NE alaka benim annemin taktığı başörtüyle , rahibe başörtüsünün %100 aynısı neden aynı kefede olsun?
 
Offffff offff hep aynı şey sadece türkçeye çevrilmiş bir metin koyup hurraaa türban kuranda var...
Sen bana arapçasını yaz sonrada türbanla ilgili bölümün kelime anlamlarını cıkar bakalım ne cıkcak?
Al bende bi kaç delil yazayım zekeriya beyaz:
Anayasa Mahkemesi'nin verdiği kararı savunan Prof. Dr. Beyaz, ''Bir kesim türbanı bayraklaştırıyor. Türban, Kur'an-ı Kerim'de yok. İncil'de var. İslamiyeti bir şekil haline getirmek istiyorlar. Birtakım ayetlerin açıklamaları saptırılıyor. Bunlar günah işliyorlar. Saç kıllarını kutsallaştırmak dinimizde yok. Put gibi görmek dinimizde yoktur. (Saçları göstermek cehennemliktir) diyen bir din olur mu?'' dedi.

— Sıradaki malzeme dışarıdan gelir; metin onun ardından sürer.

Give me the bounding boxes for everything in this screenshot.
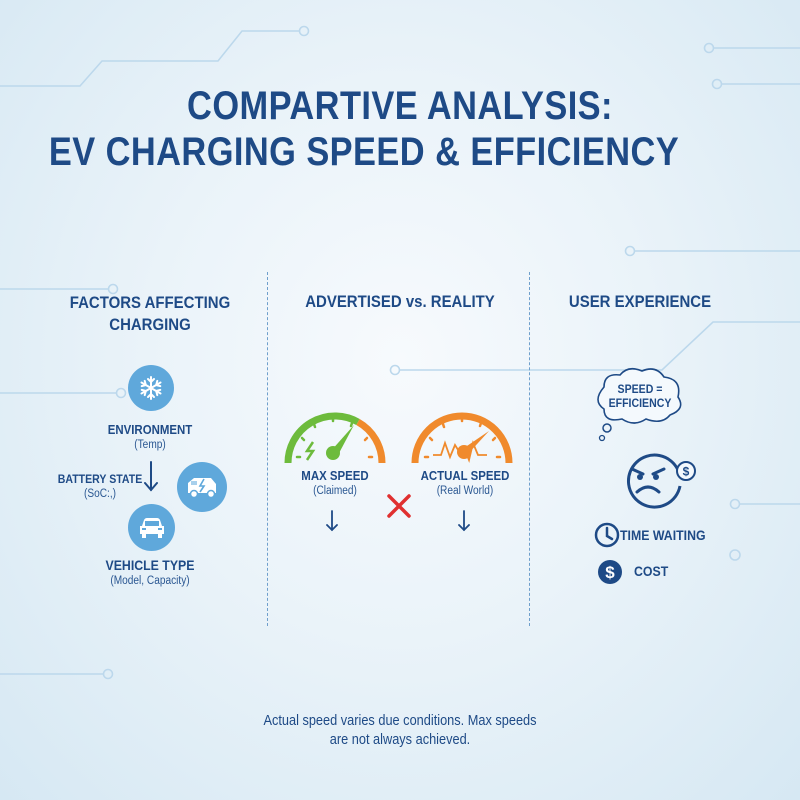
- thought-bubble-icon: [597, 367, 682, 442]
- advertised-heading: ADVERTISED vs. REALITY: [305, 292, 495, 311]
- snowflake-icon: [128, 365, 174, 411]
- user-experience-heading: USER EXPERIENCE: [568, 292, 712, 311]
- thought-bubble-line1: SPEED =: [617, 382, 663, 396]
- max-speed-label: MAX SPEED: [301, 468, 369, 483]
- footer-line1: Actual speed varies due conditions. Max …: [263, 713, 537, 729]
- clock-icon: [593, 521, 621, 549]
- column-divider-right: [529, 272, 530, 626]
- cost-label: COST: [634, 563, 669, 579]
- page-title-line2: EV CHARGING SPEED & EFFICIENCY: [48, 130, 680, 174]
- svg-text:$: $: [605, 563, 615, 582]
- down-arrow-icon: [144, 461, 158, 497]
- down-arrow-icon: [326, 510, 338, 537]
- footer-line2: are not always achieved.: [329, 732, 471, 748]
- max-speed-sub: (Claimed): [313, 485, 357, 497]
- factors-heading: FACTORS AFFECTING CHARGING: [58, 292, 243, 336]
- factors-heading-line2: CHARGING: [109, 315, 191, 334]
- battery-state-sub: (SoC:,): [83, 488, 117, 500]
- battery-state-label: BATTERY STATE: [57, 472, 143, 486]
- speedometer-green-icon: [284, 412, 386, 464]
- vehicle-type-sub: (Model, Capacity): [110, 575, 190, 587]
- environment-sub: (Temp): [134, 439, 166, 451]
- actual-speed-sub: (Real World): [436, 485, 494, 497]
- environment-label: ENVIRONMENT: [107, 422, 193, 437]
- svg-text:$: $: [683, 465, 690, 479]
- vehicle-type-label: VEHICLE TYPE: [105, 557, 195, 573]
- red-x-icon: [387, 494, 411, 518]
- angry-face-icon: $: [626, 453, 696, 509]
- time-waiting-label: TIME WAITING: [620, 527, 706, 543]
- actual-speed-label: ACTUAL SPEED: [420, 468, 510, 483]
- footer-note: Actual speed varies due conditions. Max …: [224, 712, 576, 750]
- down-arrow-icon: [458, 510, 470, 537]
- page-title-line1: COMPARTIVE ANALYSIS:: [187, 84, 613, 128]
- dollar-icon: $: [598, 560, 622, 584]
- damaged-ev-icon: [177, 462, 227, 512]
- factors-heading-line1: FACTORS AFFECTING: [69, 293, 231, 312]
- thought-bubble-line2: EFFICIENCY: [608, 396, 672, 410]
- speedometer-orange-icon: [411, 412, 513, 464]
- car-icon: [128, 504, 175, 551]
- column-divider-left: [267, 272, 268, 626]
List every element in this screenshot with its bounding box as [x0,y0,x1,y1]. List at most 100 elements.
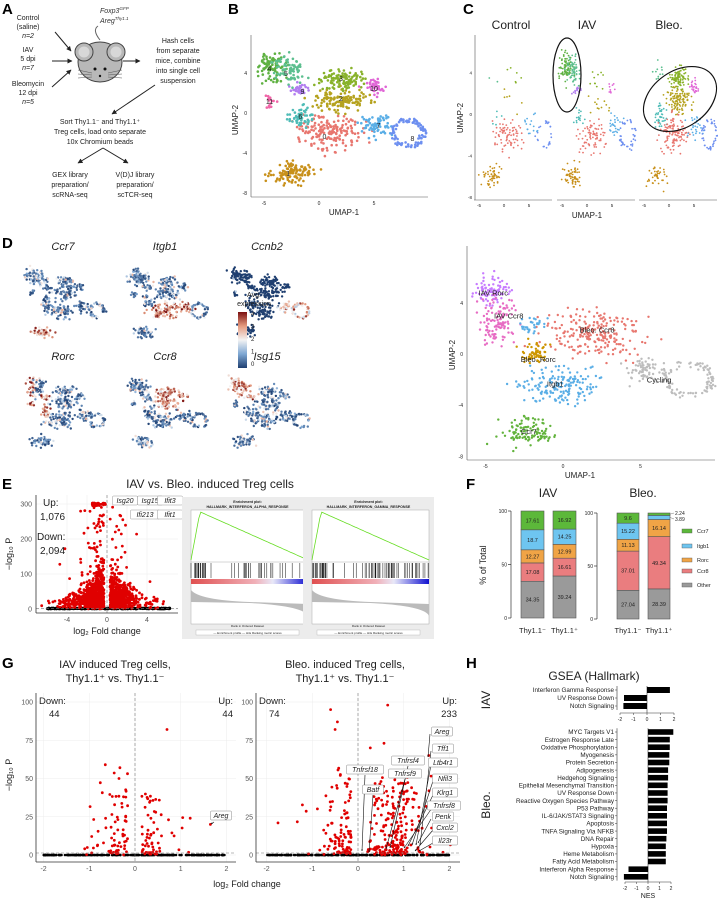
umap-point [261,73,265,76]
umap-point [319,128,322,131]
umap-point [683,92,686,95]
umap-point [491,120,494,122]
expression-point [266,423,269,426]
expression-point [126,384,129,387]
umap-point [578,77,581,80]
umap-point [560,178,563,181]
umap-point [364,77,367,80]
umap-point [360,121,363,125]
expression-point [255,312,258,316]
expression-point [66,280,70,283]
umap-point [380,87,384,91]
umap-point [611,124,613,126]
umap-point [313,121,317,125]
umap-point [279,79,283,83]
expression-point [70,403,73,406]
umap-point [357,97,360,101]
expression-point [195,316,199,319]
umap-point [279,57,283,61]
umap-point [558,57,561,59]
umap-point [399,118,403,121]
umap-point [326,127,330,130]
umap-point [631,145,634,147]
expression-point [64,278,67,281]
expression-point [236,278,239,282]
line [77,76,93,79]
expression-point [155,309,158,312]
expression-point [231,382,234,385]
umap-point [344,72,347,76]
expression-point [47,402,50,405]
arrow [54,31,72,52]
umap-point [591,71,594,73]
expression-point [276,306,279,309]
expression-point [168,297,171,301]
expression-point [249,411,252,415]
schematic-text: 10x Chromium beads [67,139,134,146]
umap-point [304,108,308,112]
expression-point [31,391,35,394]
umap-point [330,97,333,100]
umap-point [308,130,312,134]
umap-point [499,127,502,129]
tick-label: 0 [503,203,506,208]
expression-point [173,275,176,278]
expression-point [41,275,44,278]
expression-point [164,400,167,404]
expression-point [35,274,38,277]
umap-point [671,119,674,121]
umap-point [492,170,495,173]
expression-point [256,309,259,312]
expression-point [29,402,32,405]
umap-point [648,179,651,182]
umap-point [492,283,495,286]
expression-point [175,314,178,318]
umap-point [676,88,679,91]
umap-point [676,98,679,101]
umap-point [344,98,347,101]
umap-point [667,146,670,149]
umap-point [630,143,632,146]
umap-point [602,131,604,134]
umap-point [586,126,589,128]
expression-point [300,425,304,428]
expression-point [79,287,83,291]
expression-point [265,278,268,281]
umap-point [489,178,492,181]
umap-point [502,127,505,130]
umap-point [680,74,683,77]
expression-point [168,309,171,312]
umap-point [571,182,574,185]
umap-point [301,103,305,107]
umap-point [571,69,574,71]
expression-point [139,327,143,330]
umap-point [313,124,316,127]
umap-point [679,144,681,147]
expression-point [137,331,140,335]
expression-point [184,289,187,292]
umap-point [595,146,598,148]
expression-point [132,268,135,271]
umap-point [300,165,304,168]
umap-point [304,168,308,171]
umap-point [657,182,660,185]
umap-point [351,101,355,104]
expression-point [268,427,271,431]
umap-point [678,70,681,73]
expression-point [62,296,66,299]
umap-point [630,121,632,124]
umap-point [356,131,360,135]
condition-title: IAV [578,18,596,32]
umap-point [298,140,301,143]
umap-point [570,168,573,171]
expression-point [173,404,177,408]
umap-point [278,179,281,182]
expression-point [41,390,45,393]
expression-point [159,390,163,393]
expression-point [168,403,171,406]
umap-point [666,91,669,94]
umap-point [695,86,698,88]
umap-point [610,112,612,114]
umap-point [613,88,616,91]
umap-point [404,145,408,149]
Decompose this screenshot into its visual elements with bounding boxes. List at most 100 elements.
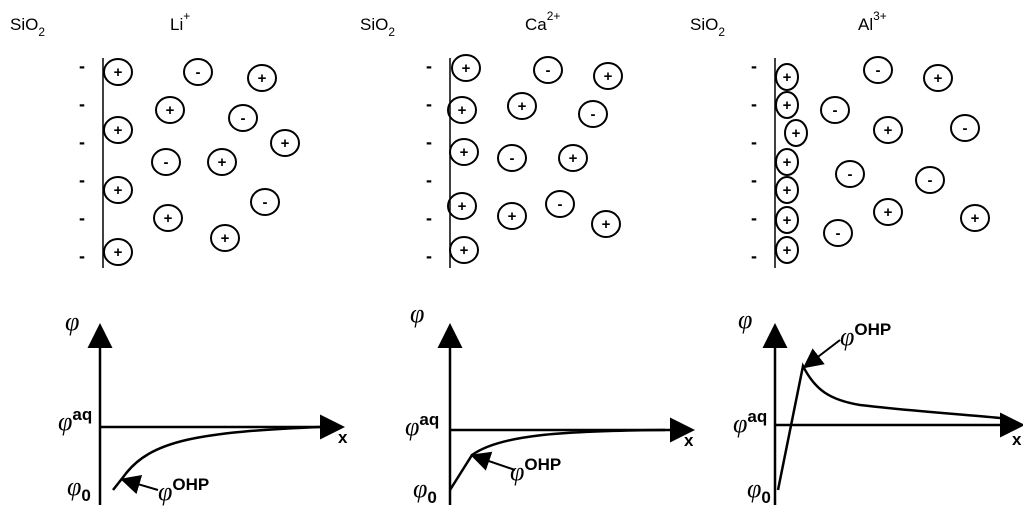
wall-charge: - bbox=[751, 246, 757, 266]
text-base: φ bbox=[413, 474, 427, 503]
ion-sign: - bbox=[196, 64, 201, 81]
text-sub: 2 bbox=[718, 25, 725, 39]
phi-zero-label: φ0 bbox=[413, 474, 437, 507]
ion-sign: - bbox=[963, 120, 968, 137]
ion-sign: + bbox=[114, 122, 123, 139]
phi-aq-label: φaq bbox=[733, 407, 767, 438]
diagram: SiO2Li+------+-++-++-++-+++φφaqφ0φOHPxSi… bbox=[0, 0, 1023, 507]
y-axis-label: φ bbox=[65, 307, 79, 336]
y-axis-label: φ bbox=[738, 305, 752, 334]
ion-sign: + bbox=[508, 208, 517, 225]
text-sub: 0 bbox=[761, 488, 770, 507]
ion-sign: + bbox=[164, 210, 173, 227]
ohp-arrow bbox=[474, 456, 515, 470]
wall-charge: - bbox=[426, 170, 432, 190]
wall-charge: - bbox=[426, 208, 432, 228]
ion-sign: - bbox=[164, 154, 169, 171]
ion-sign: - bbox=[510, 150, 515, 167]
ion-sign: + bbox=[792, 125, 801, 142]
text-sup: aq bbox=[72, 405, 92, 424]
potential-curve bbox=[778, 366, 1000, 490]
ion-sign: + bbox=[460, 144, 469, 161]
text-sup: + bbox=[183, 9, 190, 23]
ion-sign: - bbox=[848, 166, 853, 183]
ion-sign: - bbox=[836, 225, 841, 242]
text-base: φ bbox=[747, 474, 761, 503]
ion-sign: + bbox=[569, 150, 578, 167]
ion-sign: + bbox=[783, 242, 792, 259]
ion-sign: + bbox=[458, 198, 467, 215]
ion-sign: + bbox=[783, 154, 792, 171]
text-base: φ bbox=[510, 457, 524, 486]
text-sup: 2+ bbox=[547, 9, 561, 23]
wall-charge: - bbox=[426, 56, 432, 76]
text-base: φ bbox=[840, 322, 854, 351]
phi-ohp-label: φOHP bbox=[840, 320, 891, 351]
ion-sign: + bbox=[458, 102, 467, 119]
wall-charge: - bbox=[751, 132, 757, 152]
ion-sign: + bbox=[604, 68, 613, 85]
wall-charge: - bbox=[79, 94, 85, 114]
ion-sign: - bbox=[928, 172, 933, 189]
ion-sign: - bbox=[241, 110, 246, 127]
ion-sign: - bbox=[833, 102, 838, 119]
ohp-arrow bbox=[124, 480, 158, 490]
ion-sign: + bbox=[934, 70, 943, 87]
text-sup: aq bbox=[747, 407, 767, 426]
text-base: Li bbox=[170, 15, 183, 34]
phi-zero-label: φ0 bbox=[747, 474, 771, 507]
phi-aq-label: φaq bbox=[58, 405, 92, 436]
ion-sign: + bbox=[518, 98, 527, 115]
x-axis-label: x bbox=[338, 428, 348, 447]
ion-sign: - bbox=[546, 62, 551, 79]
cation-label: Al3+ bbox=[858, 9, 887, 34]
wall-charge: - bbox=[79, 208, 85, 228]
text-sup: OHP bbox=[524, 455, 561, 474]
ion-sign: + bbox=[166, 102, 175, 119]
ion-sign: + bbox=[602, 216, 611, 233]
ion-sign: + bbox=[281, 135, 290, 152]
wall-charge: - bbox=[426, 132, 432, 152]
phi-zero-label: φ0 bbox=[67, 472, 91, 505]
wall-charge: - bbox=[79, 246, 85, 266]
ion-sign: + bbox=[971, 210, 980, 227]
text-base: Al bbox=[858, 15, 873, 34]
substrate-label: SiO2 bbox=[690, 15, 725, 39]
ion-sign: - bbox=[591, 106, 596, 123]
text-base: φ bbox=[733, 409, 747, 438]
ion-sign: + bbox=[783, 97, 792, 114]
phi-ohp-label: φOHP bbox=[158, 475, 209, 506]
text-sub: 2 bbox=[388, 25, 395, 39]
text-sup: OHP bbox=[172, 475, 209, 494]
text-base: SiO bbox=[690, 15, 718, 34]
text-base: SiO bbox=[10, 15, 38, 34]
wall-charge: - bbox=[426, 94, 432, 114]
ion-sign: + bbox=[114, 64, 123, 81]
ion-sign: + bbox=[783, 182, 792, 199]
phi-ohp-label: φOHP bbox=[510, 455, 561, 486]
text-base: φ bbox=[58, 407, 72, 436]
ion-sign: + bbox=[114, 244, 123, 261]
ion-sign: - bbox=[876, 62, 881, 79]
ion-sign: - bbox=[263, 194, 268, 211]
text-sup: OHP bbox=[854, 320, 891, 339]
text-base: SiO bbox=[360, 15, 388, 34]
cation-label: Ca2+ bbox=[525, 9, 560, 34]
ion-sign: + bbox=[884, 204, 893, 221]
y-axis-label: φ bbox=[410, 299, 424, 328]
wall-charge: - bbox=[426, 246, 432, 266]
ion-sign: + bbox=[114, 182, 123, 199]
text-base: φ bbox=[158, 477, 172, 506]
ion-sign: + bbox=[258, 70, 267, 87]
text-base: Ca bbox=[525, 15, 547, 34]
phi-aq-label: φaq bbox=[405, 410, 439, 441]
potential-curve bbox=[113, 427, 320, 490]
ion-sign: + bbox=[462, 60, 471, 77]
substrate-label: SiO2 bbox=[10, 15, 45, 39]
ion-sign: + bbox=[460, 242, 469, 259]
text-sub: 0 bbox=[81, 486, 90, 505]
wall-charge: - bbox=[751, 208, 757, 228]
ion-sign: + bbox=[783, 212, 792, 229]
x-axis-label: x bbox=[684, 431, 694, 450]
cation-label: Li+ bbox=[170, 9, 190, 34]
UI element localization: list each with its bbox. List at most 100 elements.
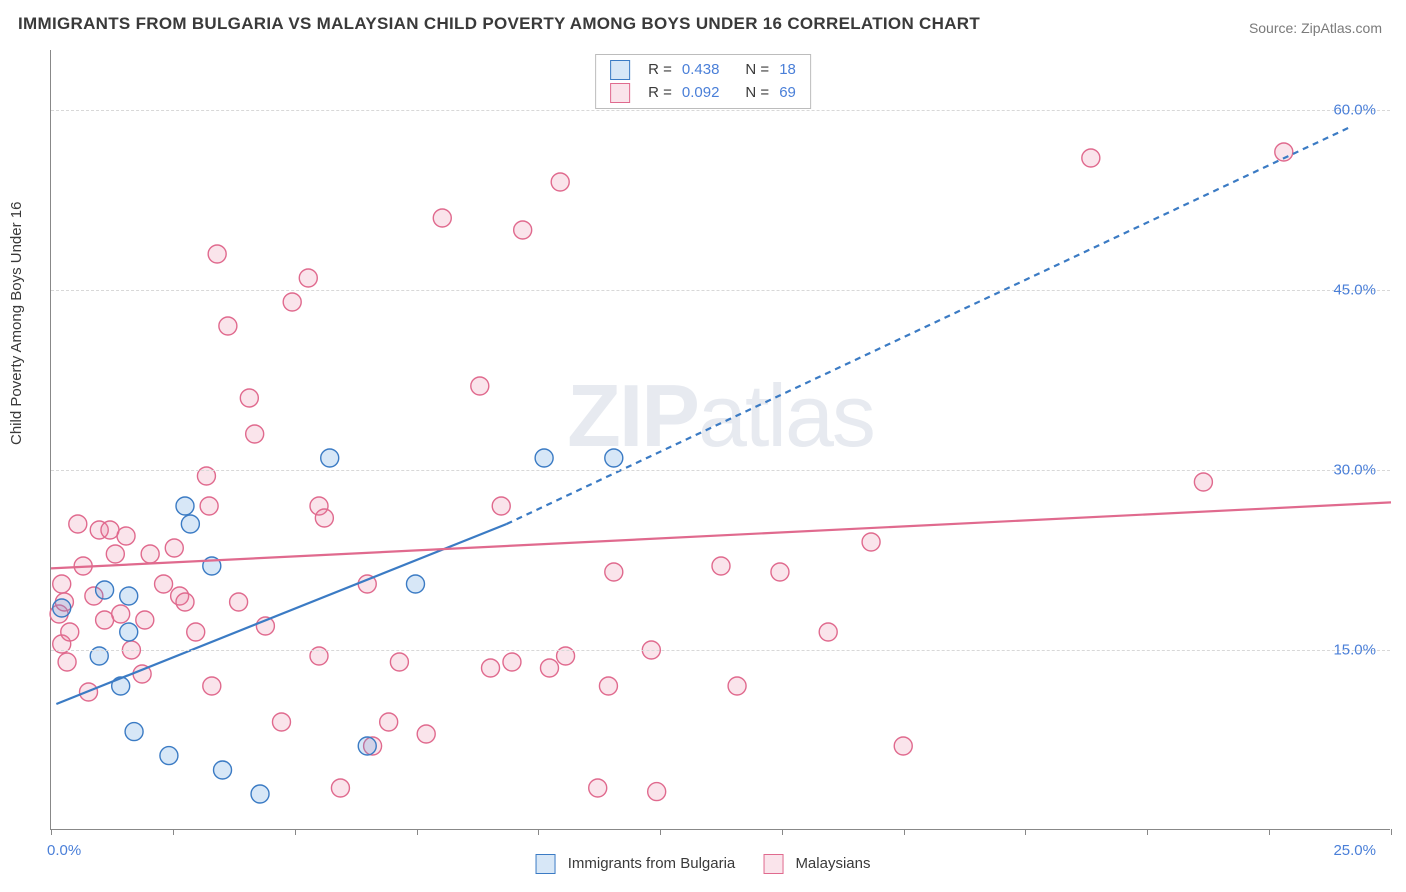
data-point: [1082, 149, 1100, 167]
x-tick: [904, 829, 905, 835]
x-tick: [782, 829, 783, 835]
data-point: [69, 515, 87, 533]
data-point: [160, 747, 178, 765]
legend-swatch-icon: [763, 854, 783, 874]
data-point: [96, 611, 114, 629]
y-tick-label: 15.0%: [1333, 642, 1376, 659]
trend-line-dashed: [507, 128, 1349, 524]
y-tick-label: 30.0%: [1333, 462, 1376, 479]
data-point: [53, 599, 71, 617]
data-point: [200, 497, 218, 515]
y-tick-label: 60.0%: [1333, 102, 1376, 119]
data-point: [551, 173, 569, 191]
plot-svg: [51, 50, 1390, 829]
data-point: [58, 653, 76, 671]
data-point: [417, 725, 435, 743]
data-point: [141, 545, 159, 563]
data-point: [315, 509, 333, 527]
legend-item: Immigrants from Bulgaria: [536, 854, 736, 874]
data-point: [53, 575, 71, 593]
x-tick: [1025, 829, 1026, 835]
legend-row: R = 0.092 N = 69: [610, 82, 796, 105]
x-tick: [660, 829, 661, 835]
gridline: [51, 110, 1390, 111]
x-tick: [173, 829, 174, 835]
x-start-label: 0.0%: [47, 842, 81, 859]
data-point: [299, 269, 317, 287]
data-point: [599, 677, 617, 695]
legend-swatch-icon: [610, 83, 630, 103]
source-label: Source: ZipAtlas.com: [1249, 20, 1382, 36]
data-point: [246, 425, 264, 443]
x-tick: [538, 829, 539, 835]
data-point: [482, 659, 500, 677]
data-point: [230, 593, 248, 611]
data-point: [176, 593, 194, 611]
x-tick: [417, 829, 418, 835]
data-point: [1194, 473, 1212, 491]
data-point: [321, 449, 339, 467]
data-point: [176, 497, 194, 515]
chart-title: IMMIGRANTS FROM BULGARIA VS MALAYSIAN CH…: [18, 14, 980, 34]
data-point: [214, 761, 232, 779]
data-point: [535, 449, 553, 467]
data-point: [120, 587, 138, 605]
data-point: [61, 623, 79, 641]
data-point: [120, 623, 138, 641]
data-point: [712, 557, 730, 575]
data-point: [106, 545, 124, 563]
data-point: [155, 575, 173, 593]
data-point: [894, 737, 912, 755]
data-point: [208, 245, 226, 263]
data-point: [605, 449, 623, 467]
data-point: [358, 737, 376, 755]
legend-swatch-icon: [536, 854, 556, 874]
x-tick: [1269, 829, 1270, 835]
data-point: [503, 653, 521, 671]
x-end-label: 25.0%: [1333, 842, 1376, 859]
x-tick: [51, 829, 52, 835]
data-point: [471, 377, 489, 395]
data-point: [272, 713, 290, 731]
data-point: [203, 677, 221, 695]
y-tick-label: 45.0%: [1333, 282, 1376, 299]
data-point: [728, 677, 746, 695]
data-point: [112, 605, 130, 623]
data-point: [492, 497, 510, 515]
data-point: [390, 653, 408, 671]
data-point: [165, 539, 183, 557]
data-point: [514, 221, 532, 239]
data-point: [862, 533, 880, 551]
data-point: [283, 293, 301, 311]
x-tick: [295, 829, 296, 835]
data-point: [96, 581, 114, 599]
data-point: [433, 209, 451, 227]
bottom-legend: Immigrants from Bulgaria Malaysians: [536, 854, 871, 874]
data-point: [240, 389, 258, 407]
gridline: [51, 290, 1390, 291]
correlation-legend: R = 0.438 N = 18 R = 0.092 N = 69: [595, 54, 811, 109]
x-tick: [1391, 829, 1392, 835]
data-point: [125, 723, 143, 741]
data-point: [251, 785, 269, 803]
data-point: [589, 779, 607, 797]
data-point: [648, 783, 666, 801]
data-point: [101, 521, 119, 539]
data-point: [117, 527, 135, 545]
data-point: [540, 659, 558, 677]
data-point: [331, 779, 349, 797]
data-point: [819, 623, 837, 641]
legend-swatch-icon: [610, 60, 630, 80]
data-point: [771, 563, 789, 581]
data-point: [605, 563, 623, 581]
data-point: [136, 611, 154, 629]
data-point: [219, 317, 237, 335]
legend-item: Malaysians: [763, 854, 870, 874]
data-point: [380, 713, 398, 731]
data-point: [181, 515, 199, 533]
gridline: [51, 650, 1390, 651]
data-point: [187, 623, 205, 641]
x-tick: [1147, 829, 1148, 835]
data-point: [406, 575, 424, 593]
legend-row: R = 0.438 N = 18: [610, 59, 796, 82]
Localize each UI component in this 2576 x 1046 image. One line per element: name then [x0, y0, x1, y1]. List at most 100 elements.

KURAN’DA BAŞI KAPAMAK GEÇMİYOR

Mümin kadınlara da söyle: Bakışları ölçülü olsun ve cinsel organlarını korusunlar. Süslerini, kendiliğinden görünenler hariç açmasınlar. Örtülerini yaka açıklarına koysunlar. Süslerini şu kişilerden başkasına göstermesinler: Kocaları, yahut babaları, yahut kocalarının babaları, yahut oğulları, yahut kocalarının oğulları, yahut kardeşleri, yahut kardeşlerinin oğulları, yahut kendi kadınları, yahut ellerinin altında bulunanlar, yahut kadına ihtiyaç duymaz olmuş erkeklerden kendilerinin hizmetinde bulunanlar, yahut kadınların mahrem yerlerini henüz anlayacak yaşa gelmemiş çocuklar. Gizledikleri süsleri bilinsin diye ayaklarını yere vurmasınlar. Ey müminler, hepiniz topluca Allah’a tövbe edin ki kurtuluşa erebilesiniz.

24 Nur Suresi 31

Kadını kendi zihniyetine göre yaşatmak isteyen zihniyetin çarpıttığı ayetlerin başında bu ayet gelir. Bu ayetteki “hımar” kelimesi geniş manalı bir kelime olup örtü manasına gelir. Eski Arap yazılarına bakılırsa hımarın yere konulan, masaya örtülen veya herhangi bir örtüyü tarif edebileceğini görürüz. Hımar, başı örterse başörtüsü olur, masaya konursa masa örtüsü olur. Allah eğer “hımar” kelimesi ile başın örtülmesini isteseydi “hımarürres” gibi bir vurgulama ile başörtüsü diyebilirdi: Böylece “res” kelimesi ile baş bölgesi vurgulanır ve örtü kelimesi olan “hımar” ile beraber başörtüsü net bir şekilde anlaşılırdı. Nitekim abdest alınmasıyla ilgili ayette başın sıvazlanması söyenirken, baş kelimesi Arapça karşılığı ‘res’ ile vurgulanır.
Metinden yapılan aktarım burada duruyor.